ImPort Stanley is weekly series about life and discoveries as a recent “import” to Port Stanley, ON.
If you’ve visited Little Beach, you might wonder why a large tract of land a parking lot away is just sort of sitting there. They’ve put in place some picnic areas made of boulders. Currently, the 23-acre patch is partly a photographer tripod platform, dog exercise area, and goose toilet. There are well-worn footpaths around the perimeter. On the water’s edge, it seems ripe for development. But its history offers clues into why that hasn’t happened yet and perhaps shouldn’t happen at all.
This piece of real estate offers a million-dollar view of the lake. Building on it would no doubt get in the way of other valuable views. Especially those level with the harbor, on the other side of King George bridge. (I’ll tell you about some plans for over there another time.) It would be a sweet place to live if you love watching the boats come and go. You’d have a front-row seat for pleasure craft, fishing trawlers, and the massive freighters out in the lake.
The nearby Jackson fisheries building sold last year to a London developer who plans to incorporate the structure into a new 14-condo and retail building. The developer told The London Free Press that at $1.7-million it cost more than he wanted to pay, but it’s almost impossible to find waterfront property anymore. If his structure blocks the water for others, well, that’s the way of the water world.*
I haven’t followed Port Stanley politics closely over the years but it appears that any growth has been carefully weighed and measured, The berm is the last public greenspace on Lake Erie. It’s no wonder that many locals want it to stay that way. It would be great to keep it available for people to take a stroll. Maybe grab a bite to eat. And not cut it off to the public due to privatization. There’s only so much waterfront and I, for one, don’t enjoy having to park my butt in the sand just to see it.

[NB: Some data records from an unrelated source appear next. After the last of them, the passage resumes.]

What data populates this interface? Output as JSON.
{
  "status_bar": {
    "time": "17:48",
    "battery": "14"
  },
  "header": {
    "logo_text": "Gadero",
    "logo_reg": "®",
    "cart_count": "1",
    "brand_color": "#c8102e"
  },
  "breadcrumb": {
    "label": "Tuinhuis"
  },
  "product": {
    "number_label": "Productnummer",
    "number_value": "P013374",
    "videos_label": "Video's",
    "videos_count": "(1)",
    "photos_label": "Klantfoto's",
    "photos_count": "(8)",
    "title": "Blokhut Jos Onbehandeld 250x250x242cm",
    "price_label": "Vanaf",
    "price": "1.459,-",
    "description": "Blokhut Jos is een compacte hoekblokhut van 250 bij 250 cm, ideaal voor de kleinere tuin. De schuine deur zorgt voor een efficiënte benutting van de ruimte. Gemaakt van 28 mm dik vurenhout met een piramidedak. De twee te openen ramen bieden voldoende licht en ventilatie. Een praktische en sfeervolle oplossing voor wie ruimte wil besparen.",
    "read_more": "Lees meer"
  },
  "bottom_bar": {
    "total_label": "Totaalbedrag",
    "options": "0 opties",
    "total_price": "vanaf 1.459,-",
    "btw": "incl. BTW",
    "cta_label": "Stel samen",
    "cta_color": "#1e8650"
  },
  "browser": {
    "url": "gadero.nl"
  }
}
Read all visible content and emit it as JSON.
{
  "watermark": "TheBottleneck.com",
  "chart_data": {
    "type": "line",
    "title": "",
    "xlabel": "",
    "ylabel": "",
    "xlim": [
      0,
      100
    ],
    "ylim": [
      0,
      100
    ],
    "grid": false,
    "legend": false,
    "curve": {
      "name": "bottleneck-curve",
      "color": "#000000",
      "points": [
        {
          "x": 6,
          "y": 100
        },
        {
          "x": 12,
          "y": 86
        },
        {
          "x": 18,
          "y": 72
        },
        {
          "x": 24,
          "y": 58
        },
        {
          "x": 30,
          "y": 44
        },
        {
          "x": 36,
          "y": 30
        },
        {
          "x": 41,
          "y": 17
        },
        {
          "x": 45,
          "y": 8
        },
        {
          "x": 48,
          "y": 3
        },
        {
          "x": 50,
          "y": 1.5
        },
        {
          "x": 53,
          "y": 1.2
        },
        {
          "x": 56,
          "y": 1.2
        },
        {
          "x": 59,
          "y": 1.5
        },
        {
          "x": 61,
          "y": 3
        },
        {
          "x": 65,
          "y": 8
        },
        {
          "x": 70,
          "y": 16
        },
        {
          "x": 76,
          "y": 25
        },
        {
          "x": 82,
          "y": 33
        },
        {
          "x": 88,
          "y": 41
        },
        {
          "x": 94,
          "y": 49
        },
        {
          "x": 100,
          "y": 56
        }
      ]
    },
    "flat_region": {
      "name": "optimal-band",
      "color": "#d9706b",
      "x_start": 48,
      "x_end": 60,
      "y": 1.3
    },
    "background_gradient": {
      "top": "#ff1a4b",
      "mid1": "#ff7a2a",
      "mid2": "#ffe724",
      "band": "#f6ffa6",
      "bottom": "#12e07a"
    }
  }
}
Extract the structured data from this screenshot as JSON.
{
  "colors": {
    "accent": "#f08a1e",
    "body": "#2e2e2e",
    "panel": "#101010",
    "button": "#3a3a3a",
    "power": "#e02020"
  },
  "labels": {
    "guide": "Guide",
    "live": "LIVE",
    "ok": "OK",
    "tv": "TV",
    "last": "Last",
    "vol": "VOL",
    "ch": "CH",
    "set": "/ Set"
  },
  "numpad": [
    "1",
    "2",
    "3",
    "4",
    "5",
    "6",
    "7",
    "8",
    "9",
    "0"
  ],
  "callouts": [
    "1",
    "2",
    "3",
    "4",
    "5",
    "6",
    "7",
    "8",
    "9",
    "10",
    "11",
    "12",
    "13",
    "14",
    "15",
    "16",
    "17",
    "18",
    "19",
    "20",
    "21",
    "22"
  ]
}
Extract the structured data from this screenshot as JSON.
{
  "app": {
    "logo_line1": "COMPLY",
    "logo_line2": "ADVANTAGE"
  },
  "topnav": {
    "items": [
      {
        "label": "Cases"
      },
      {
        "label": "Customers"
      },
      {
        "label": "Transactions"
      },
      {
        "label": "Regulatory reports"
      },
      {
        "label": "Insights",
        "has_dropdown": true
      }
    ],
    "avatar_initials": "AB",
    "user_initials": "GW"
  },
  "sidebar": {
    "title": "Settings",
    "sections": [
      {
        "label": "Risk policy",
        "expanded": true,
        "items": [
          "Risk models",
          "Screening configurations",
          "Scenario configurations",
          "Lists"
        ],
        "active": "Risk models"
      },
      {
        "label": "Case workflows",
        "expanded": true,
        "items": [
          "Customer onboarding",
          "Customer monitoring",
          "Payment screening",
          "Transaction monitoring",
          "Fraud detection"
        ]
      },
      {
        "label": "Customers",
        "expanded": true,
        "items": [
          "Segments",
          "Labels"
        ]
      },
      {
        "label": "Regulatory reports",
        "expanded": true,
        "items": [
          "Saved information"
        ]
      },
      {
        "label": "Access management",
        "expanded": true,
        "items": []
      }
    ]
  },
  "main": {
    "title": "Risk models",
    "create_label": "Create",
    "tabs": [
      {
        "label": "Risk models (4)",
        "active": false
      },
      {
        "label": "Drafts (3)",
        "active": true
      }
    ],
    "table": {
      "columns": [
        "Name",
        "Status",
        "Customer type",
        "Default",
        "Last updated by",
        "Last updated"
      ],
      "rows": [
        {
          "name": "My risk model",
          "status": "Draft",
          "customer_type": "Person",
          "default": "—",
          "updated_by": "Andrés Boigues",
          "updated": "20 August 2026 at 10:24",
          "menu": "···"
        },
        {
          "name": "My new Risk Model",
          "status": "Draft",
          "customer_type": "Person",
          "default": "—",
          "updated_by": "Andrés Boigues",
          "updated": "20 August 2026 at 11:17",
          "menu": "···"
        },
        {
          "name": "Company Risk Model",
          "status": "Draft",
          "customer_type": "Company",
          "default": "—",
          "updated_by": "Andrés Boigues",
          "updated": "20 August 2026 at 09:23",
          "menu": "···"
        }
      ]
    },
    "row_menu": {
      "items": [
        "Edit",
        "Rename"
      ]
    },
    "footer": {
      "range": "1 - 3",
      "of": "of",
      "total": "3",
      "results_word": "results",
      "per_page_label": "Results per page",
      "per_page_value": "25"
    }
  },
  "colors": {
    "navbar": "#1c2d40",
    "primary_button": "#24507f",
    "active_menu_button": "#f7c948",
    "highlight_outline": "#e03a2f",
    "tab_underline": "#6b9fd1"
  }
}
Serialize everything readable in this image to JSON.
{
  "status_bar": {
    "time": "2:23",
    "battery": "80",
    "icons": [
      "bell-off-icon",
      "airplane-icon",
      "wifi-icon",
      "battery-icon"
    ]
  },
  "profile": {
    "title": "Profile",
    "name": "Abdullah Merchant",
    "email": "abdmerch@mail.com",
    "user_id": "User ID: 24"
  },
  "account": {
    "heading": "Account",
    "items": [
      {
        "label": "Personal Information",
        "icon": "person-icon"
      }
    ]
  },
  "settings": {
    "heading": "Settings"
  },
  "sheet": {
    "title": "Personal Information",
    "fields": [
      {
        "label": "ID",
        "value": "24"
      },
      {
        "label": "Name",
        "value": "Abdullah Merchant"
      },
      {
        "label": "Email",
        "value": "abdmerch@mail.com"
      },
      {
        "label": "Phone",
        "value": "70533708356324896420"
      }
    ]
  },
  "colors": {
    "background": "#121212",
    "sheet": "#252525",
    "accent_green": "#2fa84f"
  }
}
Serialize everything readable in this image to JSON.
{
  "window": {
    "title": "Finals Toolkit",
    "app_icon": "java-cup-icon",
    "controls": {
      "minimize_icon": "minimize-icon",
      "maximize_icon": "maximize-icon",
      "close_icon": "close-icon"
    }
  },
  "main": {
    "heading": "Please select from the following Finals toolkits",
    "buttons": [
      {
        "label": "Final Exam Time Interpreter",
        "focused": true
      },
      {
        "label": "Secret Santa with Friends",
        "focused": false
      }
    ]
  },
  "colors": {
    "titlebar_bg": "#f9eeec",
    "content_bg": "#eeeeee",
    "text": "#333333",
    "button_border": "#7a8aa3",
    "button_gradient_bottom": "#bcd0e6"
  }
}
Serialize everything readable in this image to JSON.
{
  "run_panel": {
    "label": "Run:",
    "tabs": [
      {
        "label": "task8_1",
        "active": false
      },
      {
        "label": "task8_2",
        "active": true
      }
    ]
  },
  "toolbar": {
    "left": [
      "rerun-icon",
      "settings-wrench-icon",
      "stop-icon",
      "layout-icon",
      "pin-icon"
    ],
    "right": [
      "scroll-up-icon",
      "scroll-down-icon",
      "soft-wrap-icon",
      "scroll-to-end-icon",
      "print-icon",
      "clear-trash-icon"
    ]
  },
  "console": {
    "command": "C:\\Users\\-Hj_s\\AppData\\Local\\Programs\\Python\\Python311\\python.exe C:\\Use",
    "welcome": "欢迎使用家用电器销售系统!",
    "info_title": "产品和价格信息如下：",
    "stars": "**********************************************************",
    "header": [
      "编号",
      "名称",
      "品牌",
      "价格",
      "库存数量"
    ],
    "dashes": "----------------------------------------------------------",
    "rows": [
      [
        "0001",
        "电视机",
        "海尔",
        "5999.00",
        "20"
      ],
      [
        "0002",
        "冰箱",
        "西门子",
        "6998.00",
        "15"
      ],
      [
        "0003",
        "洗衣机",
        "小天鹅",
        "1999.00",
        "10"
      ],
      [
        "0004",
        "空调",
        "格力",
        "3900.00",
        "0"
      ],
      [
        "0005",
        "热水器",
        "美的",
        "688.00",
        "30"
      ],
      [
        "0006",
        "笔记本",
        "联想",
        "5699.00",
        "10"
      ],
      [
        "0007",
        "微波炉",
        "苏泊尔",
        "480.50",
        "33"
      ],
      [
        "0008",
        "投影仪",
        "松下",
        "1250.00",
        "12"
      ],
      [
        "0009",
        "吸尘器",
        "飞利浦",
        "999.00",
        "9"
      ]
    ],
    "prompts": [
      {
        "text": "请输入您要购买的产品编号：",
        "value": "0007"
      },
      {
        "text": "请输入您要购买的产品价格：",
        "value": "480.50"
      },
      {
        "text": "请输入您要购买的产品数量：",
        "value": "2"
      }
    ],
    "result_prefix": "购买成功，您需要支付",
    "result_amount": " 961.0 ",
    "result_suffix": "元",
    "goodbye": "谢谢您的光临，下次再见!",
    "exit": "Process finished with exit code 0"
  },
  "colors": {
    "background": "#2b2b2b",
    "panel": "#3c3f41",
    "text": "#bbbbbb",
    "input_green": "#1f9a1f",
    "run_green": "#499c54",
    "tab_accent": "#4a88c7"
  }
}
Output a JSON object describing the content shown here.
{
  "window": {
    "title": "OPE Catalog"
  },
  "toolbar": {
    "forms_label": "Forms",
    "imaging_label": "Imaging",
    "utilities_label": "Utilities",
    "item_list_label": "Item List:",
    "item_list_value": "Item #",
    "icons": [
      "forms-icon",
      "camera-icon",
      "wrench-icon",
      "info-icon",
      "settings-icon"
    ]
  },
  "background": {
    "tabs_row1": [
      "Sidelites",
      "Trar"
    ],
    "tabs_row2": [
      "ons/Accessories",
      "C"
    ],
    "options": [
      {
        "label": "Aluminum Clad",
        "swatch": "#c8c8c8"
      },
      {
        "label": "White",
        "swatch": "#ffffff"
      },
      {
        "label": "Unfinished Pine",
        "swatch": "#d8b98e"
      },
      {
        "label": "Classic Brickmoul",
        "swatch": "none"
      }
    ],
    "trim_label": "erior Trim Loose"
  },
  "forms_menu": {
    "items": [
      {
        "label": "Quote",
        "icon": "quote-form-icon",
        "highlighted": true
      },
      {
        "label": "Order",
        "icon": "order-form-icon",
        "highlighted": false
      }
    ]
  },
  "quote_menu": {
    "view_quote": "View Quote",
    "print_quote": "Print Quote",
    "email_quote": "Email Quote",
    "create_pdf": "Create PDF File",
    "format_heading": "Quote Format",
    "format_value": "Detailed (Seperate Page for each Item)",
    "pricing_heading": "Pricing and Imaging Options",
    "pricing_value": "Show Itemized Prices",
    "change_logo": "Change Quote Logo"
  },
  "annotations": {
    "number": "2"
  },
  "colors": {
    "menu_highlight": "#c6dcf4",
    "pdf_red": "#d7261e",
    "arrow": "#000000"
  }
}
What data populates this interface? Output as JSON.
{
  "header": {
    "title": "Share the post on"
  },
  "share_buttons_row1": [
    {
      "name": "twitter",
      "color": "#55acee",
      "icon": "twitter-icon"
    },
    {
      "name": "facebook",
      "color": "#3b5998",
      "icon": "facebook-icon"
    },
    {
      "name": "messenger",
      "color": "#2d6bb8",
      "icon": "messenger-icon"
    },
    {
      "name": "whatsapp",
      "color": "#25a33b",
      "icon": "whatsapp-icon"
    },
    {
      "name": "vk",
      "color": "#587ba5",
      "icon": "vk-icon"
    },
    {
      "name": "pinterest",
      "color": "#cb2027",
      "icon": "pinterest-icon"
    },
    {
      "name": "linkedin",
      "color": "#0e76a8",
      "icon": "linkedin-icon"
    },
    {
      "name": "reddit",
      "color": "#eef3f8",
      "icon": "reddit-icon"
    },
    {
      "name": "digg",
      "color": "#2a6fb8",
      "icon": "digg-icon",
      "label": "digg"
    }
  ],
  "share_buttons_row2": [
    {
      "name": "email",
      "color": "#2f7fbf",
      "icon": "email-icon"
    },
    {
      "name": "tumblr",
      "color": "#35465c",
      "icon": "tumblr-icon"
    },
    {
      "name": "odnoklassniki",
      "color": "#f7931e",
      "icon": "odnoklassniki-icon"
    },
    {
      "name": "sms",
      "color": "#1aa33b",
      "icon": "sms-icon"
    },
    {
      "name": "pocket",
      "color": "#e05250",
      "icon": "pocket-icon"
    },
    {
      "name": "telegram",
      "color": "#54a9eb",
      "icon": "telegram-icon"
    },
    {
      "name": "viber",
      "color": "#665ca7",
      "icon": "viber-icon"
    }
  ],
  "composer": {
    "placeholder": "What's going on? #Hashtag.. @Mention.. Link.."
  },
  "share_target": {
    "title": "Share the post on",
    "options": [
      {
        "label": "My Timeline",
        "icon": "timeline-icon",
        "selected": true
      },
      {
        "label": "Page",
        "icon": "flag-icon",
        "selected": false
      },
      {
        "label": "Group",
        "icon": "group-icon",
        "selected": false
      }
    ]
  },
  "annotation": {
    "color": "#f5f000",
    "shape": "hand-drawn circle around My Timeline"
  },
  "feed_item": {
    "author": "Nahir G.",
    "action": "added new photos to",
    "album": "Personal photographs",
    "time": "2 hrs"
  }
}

So, you might wonder why it’s taking so long for something – whatever it is – to happen on the berm. Turns out, that prime-looking piece of land is actually a brownfield. Down deep, the soil was contaminated with coal dust, petroleum byproducts. and other mechanical juices. The berm isn’t part of the natural landscape. It was man-made, largely from dredging the harbor. Coal producers created it a hundred years ago when coal was all the rage and Port Stanley was running out of room to store it. Since then, it’s been added to and further tainted by other industrial uses. All of this dates back to a time when environmental regulations were awfully loosey-goosey.
The Municipality of Central Elgin took over ownership of the berm from Transport Canada in 2010. Where the feds always balk at spending significant money on any one town, Central Elgin knows Port Stanley is an important gem. When the two levels of government had a disagreement over who would pay to cover the berm with tons of clean fill, CE stepped up. That was more than a decade ago. As a result, the junk in the berm is now contained and too deep for anyone to come into contact with it. This is how we fix the messes of yesteryear. We do the best we can.
What’s Next for the Berm?
What to do with that land has been bandied about for years. Photographers love to visit and use the berm as a perfect spot for taking lake photos. When the weather turns and the waves get high, photogs dot the berm’s edge like a fringe. We have picnicked on the boulder tables with legendary Mackie’s perch, fries and Orangeade and it’s kind of fun. When we were there in the summer, the goose guano was mainly contained to an area far enough away from the eating spaces to make it inconsequential. It’s a large, open area where active dogs can run themselves down and give their owners a quiet day of doggie naps. There’s no other piece of real estate like it on this great lake.
Many others see only dollar signs along the lakeshore. They hope to erect apartments, condos, retail, what have you on the berm. Port Stanley is continuing with plans to expand its reputation as a tourism hotspot. The last info I can find shows the berm is likely going to get some residential and retail buildings. How much is still in question. An official plan promises to maintain 70% public access. We’ll see. It would be mighty attractive to live on, with some of the village’s best shopping and restaurants just steps away.
Local council has done a wonderful job with Port Stanley. They’ve made the harbor an inviting place. Improvements continue all the time. But building on a site isn’t always the same as improving it. Depending on what specific plans come forward, I may have to stick my nose into local affairs. After all, this is my town now, too. The Municipality has been taking public input as they consider how the area should be developed.
If you want to know more about this berm in great detail, former Central Elgin councillor Dan McNeil has written a four-part series on it. (Much of the above history of the berm is thanks to his articles.) He also explores the myths and facts, as some locals believe the berm began life as a park. That couldn’t be farther from the truth. You can read the series HERE.
Next time you circle the roundabout on your way to Little Beach, take note of the size of the berm, and give a thought to what it would look like if we weren’t allowed to use it. Even just to stop for a moment and capture another gorgeous Port Stanley sunrise.
*UPDATE: The Jackson’s building has changed hands again. Domus Developments and Wasko Developments of London purchased it and plans to put retail stores inside. Across the harbour, Domus and other partners also purchased the long, former Dominion of Canada building. They aim to open a microbrewery and restaurant there.